Dear Mother, Father, and Pete:

I got a long letter from Emily today. It is my private opinion that the standard of work at Wilson College, Cambersburg, Pa. and at Vassar College, Poughkeepsie, N. Y. are two different things. No wonder Vassar does not accept a transfer from there without exams. She told me about her work and her marks without bragging--simply in a tone of amusement. She gets A's on recitations and exams and seems to be the head of most of her classes. At high school she got B's and C's. That is one more letter to answer! By the way, I probably won't get a letter off tomorrow as I think we leave early in the morning and get back late in the afternoon, too late for the mail. I am looking forward to a good time.

I expect to ask my advisor to go off campus for supper Sunday. It is customary to do something for them--some people just have them to their campus building, but my opinion is that that looks a little cheap. You would enjoy watching me try to blow myself gracefully.

I have made a resolution.
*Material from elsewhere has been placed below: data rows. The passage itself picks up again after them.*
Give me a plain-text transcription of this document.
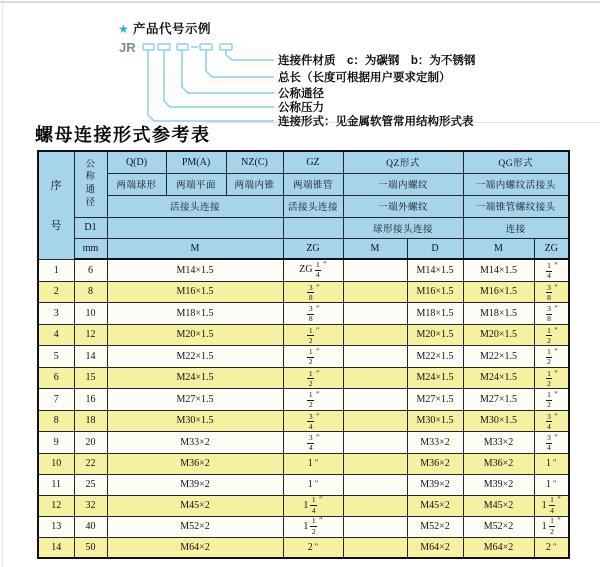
★ 产品代号示例
JR
连接件材质　c：为碳钢　b：为不锈钢
总长（长度可根据用户要求定制）
公称通径
公称压力
连接形式：见金属软管常用结构形式表
螺母连接形式参考表
序
号	公
称
通
径	Q(D)	PM(A)	NZ(C)	GZ	QZ形式		QG形式	
		两端球形	两端平面	两端内锥	两端锥管	一端内螺纹		一端内螺纹活接头	
		活接头连接			活接头连接	一端外螺纹		一端锥管螺纹接头	
	D1					球形接头连接		连接	
	mm	M			ZG	M	D	M	ZG
1	6	M14×1.5			ZG $\frac{1}{4}$ ″		M14×1.5	M14×1.5	$\frac{1}{4}$ ″

2	8	M16×1.5			$\frac{3}{8}$ ″		M16×1.5	M16×1.5	$\frac{3}{8}$ ″

3	10	M18×1.5			$\frac{3}{8}$ ″		M18×1.5	M18×1.5	$\frac{3}{8}$ ″

4	12	M20×1.5			$\frac{1}{2}$ ″		M20×1.5	M20×1.5	$\frac{1}{2}$ ″

5	14	M22×1.5			$\frac{1}{2}$ ″		M22×1.5	M22×1.5	$\frac{1}{2}$ ″

6	15	M24×1.5			$\frac{1}{2}$ ″		M24×1.5	M24×1.5	$\frac{1}{2}$ ″

7	16	M27×1.5			$\frac{1}{2}$ ″		M27×1.5	M27×1.5	$\frac{1}{2}$ ″

8	18	M30×1.5			$\frac{3}{4}$ ″		M30×1.5	M30×1.5	$\frac{3}{4}$ ″

9	20	M33×2			$\frac{3}{4}$ ″		M33×2	M33×2	$\frac{3}{4}$ ″

10	22	M36×2			1 ″		M36×2	M36×2	1 ″

11	25	M39×2			1 ″		M39×2	M39×2	1 ″

12	32	M45×2			$1 \frac{1}{4}$ ″		M45×2	M45×2	$1 \frac{1}{4}$ ″

13	40	M52×2			$1 \frac{1}{2}$ ″		M52×2	M52×2	$1 \frac{1}{2}$ ″

14	50	M64×2			2 ″		M64×2	M64×2	2 ″
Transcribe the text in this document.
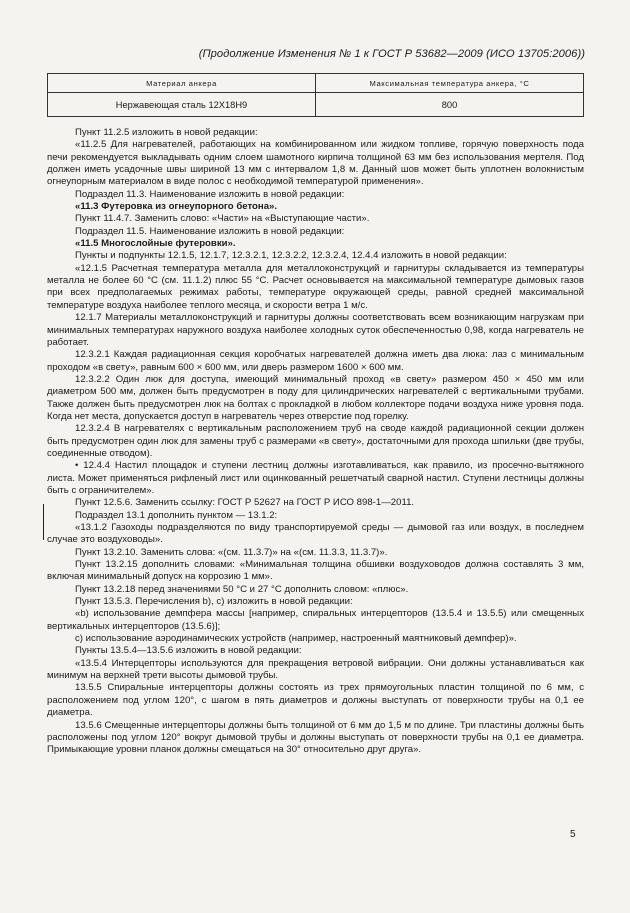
(Продолжение Изменения № 1 к ГОСТ Р 53682—2009 (ИСО 13705:2006))
Материал анкера	Максимальная температура анкера, °С
Нержавеющая сталь 12Х18Н9	800

Пункт 11.2.5 изложить в новой редакции:

«11.2.5 Для нагревателей, работающих на комбинированном или жидком топливе, горячую поверхность пода печи рекомендуется выкладывать одним слоем шамотного кирпича толщиной 63 мм без использования мертеля. Под должен иметь усадочные швы шириной 13 мм с интервалом 1,8 м. Данный шов может быть уплотнен волокнистым огнеупорным материалом в виде полос с необходимой температурой применения».

Подраздел 11.3. Наименование изложить в новой редакции:

«11.3 Футеровка из огнеупорного бетона».

Пункт 11.4.7. Заменить слово: «Части» на «Выступающие части».

Подраздел 11.5. Наименование изложить в новой редакции:

«11.5 Многослойные футеровки».

Пункты и подпункты 12.1.5, 12.1.7, 12.3.2.1, 12.3.2.2, 12.3.2.4, 12.4.4 изложить в новой редакции:

«12.1.5 Расчетная температура металла для металлоконструкций и гарнитуры складывается из температуры металла не более 60 °С (см. 11.1.2) плюс 55 °С. Расчет основывается на максимальной температуре дымовых газов при всех предполагаемых режимах работы, температуре окружающей среды, равной средней максимальной температуре воздуха наиболее теплого месяца, и скорости ветра 1 м/с.

12.1.7 Материалы металлоконструкций и гарнитуры должны соответствовать всем возникающим нагрузкам при минимальных температурах наружного воздуха наиболее холодных суток обеспеченностью 0,98, когда нагреватель не работает.

12.3.2.1 Каждая радиационная секция коробчатых нагревателей должна иметь два люка: лаз с минимальным проходом «в свету», равным 600 × 600 мм, или дверь размером 1600 × 600 мм.

12.3.2.2 Один люк для доступа, имеющий минимальный проход «в свету» размером 450 × 450 мм или диаметром 500 мм, должен быть предусмотрен в поду для цилиндрических нагревателей с вертикальными трубами. Также должен быть предусмотрен люк на болтах с прокладкой в любом коллекторе подачи воздуха ниже уровня пода. Когда нет места, допускается доступ в нагреватель через отверстие под горелку.

12.3.2.4 В нагревателях с вертикальным расположением труб на своде каждой радиационной секции должен быть предусмотрен один люк для замены труб с размерами «в свету», достаточными для прохода шпильки (две трубы, соединенные отводом).

• 12.4.4 Настил площадок и ступени лестниц должны изготавливаться, как правило, из просечно-вытяжного листа. Может применяться рифленый лист или оцинкованный решетчатый сварной настил. Ступени лестницы должны быть с ограничителем».

Пункт 12.5.6. Заменить ссылку: ГОСТ Р 52627 на ГОСТ Р ИСО 898-1—2011.

Подраздел 13.1 дополнить пунктом — 13.1.2:

«13.1.2 Газоходы подразделяются по виду транспортируемой среды — дымовой газ или воздух, в последнем случае это воздуховоды».

Пункт 13.2.10. Заменить слова: «(см. 11.3.7)» на «(см. 11.3.3, 11.3.7)».

Пункт 13.2.15 дополнить словами: «Минимальная толщина обшивки воздуховодов должна составлять 3 мм, включая минимальный допуск на коррозию 1 мм».

Пункт 13.2.18 перед значениями 50 °С и 27 °С дополнить словом: «плюс».

Пункт 13.5.3. Перечисления b), с) изложить в новой редакции:

«b) использование демпфера массы [например, спиральных интерцепторов (13.5.4 и 13.5.5) или смещенных вертикальных интерцепторов (13.5.6)];

с) использование аэродинамических устройств (например, настроенный маятниковый демпфер)».

Пункты 13.5.4—13.5.6 изложить в новой редакции:

«13.5.4 Интерцепторы используются для прекращения ветровой вибрации. Они должны устанавливаться как минимум на верхней трети высоты дымовой трубы.

13.5.5 Спиральные интерцепторы должны состоять из трех прямоугольных пластин толщиной по 6 мм, с расположением под углом 120°, с шагом в пять диаметров и должны выступать от поверхности трубы на 0,1 ее диаметра.

13.5.6 Смещенные интерцепторы должны быть толщиной от 6 мм до 1,5 м по длине. Три пластины должны быть расположены под углом 120° вокруг дымовой трубы и должны выступать от поверхности трубы на 0,1 ее диаметра. Примыкающие уровни планок должны смещаться на 30° относительно друг друга».

5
I expect to do my monday's work today, as there will be no working tomorrow and Sunday I want to work on my special topic in history which is due the Tuesday after your week-end here, Father and I don't want to have to work those few days. It is a gorgeous day, so i don't know how my plan will work out. I expec[sic] to spend considerable part of the afternoon waiting in the doctor's office to have the strap taken off my ankle. I don't believe I wrote about it when I was using carbon paper, so for your information, Pete, I trained it, not sprained, though. It does not hurt a bit--it was great fun getting out of the chapel.

I like history very much now--I don't know what Miss Thallon thinks about it, though. I think she thinks the whole class is pretty stupid. I like her, too. I also had Latin this morning. I asked Miss Bourne for about five minutes of her time, and I am to go to her room after chapel tonight. I want to talk this Latin business over with her. I don't like the way it is going--particularly the way she decorated my prose paper with red ink. Of course every body's else was decorated, too, but I am not used to doing as everybody else does.

I went over the French paper with Mlle. Champy Yesterday. She was very nice about it, she said she was glad that someone took the interest to ask her about the corrections, also she was sure that I was going to be one of her best pupils.

We had our fourth hygiene lecture today. I am beginning to appreciate you, Mother. I don't mean beginning to--I mean more than ever. I cannot imagine why she tells us the simple things she does unless it is that she does not expect us to know them.


: Page 2, vcl_Letters_Aaron_Fannie_1919-10_018
I just got back from the doctor's office. The ankle has not hurt a bit, and if the thing had happened at home I would not have thought of it again. She put more arnica on and bandaged it again. The swelling is gone and it does not hurt, so I don't know what the big idea is. She was not crazy about my going to Mohonk, but she said it would probably not hurt it. If the think hurt, I would absolutely not go. I know that sometimes sprained ankles are cured by walking on them, so I feel perfectly safe in going when nothing is the matter.

Mother, don't send the knitting needles till you send a bunch of laundry again. There is absolutely no hurry, in fact I don't imagine I will get time to knit. When you do sent them, send the large ones, the medium size ones, and the smallest canes next to the sock size. I can take my choice then, also a crotchet needle. They are all together in the cretonne knitting bag.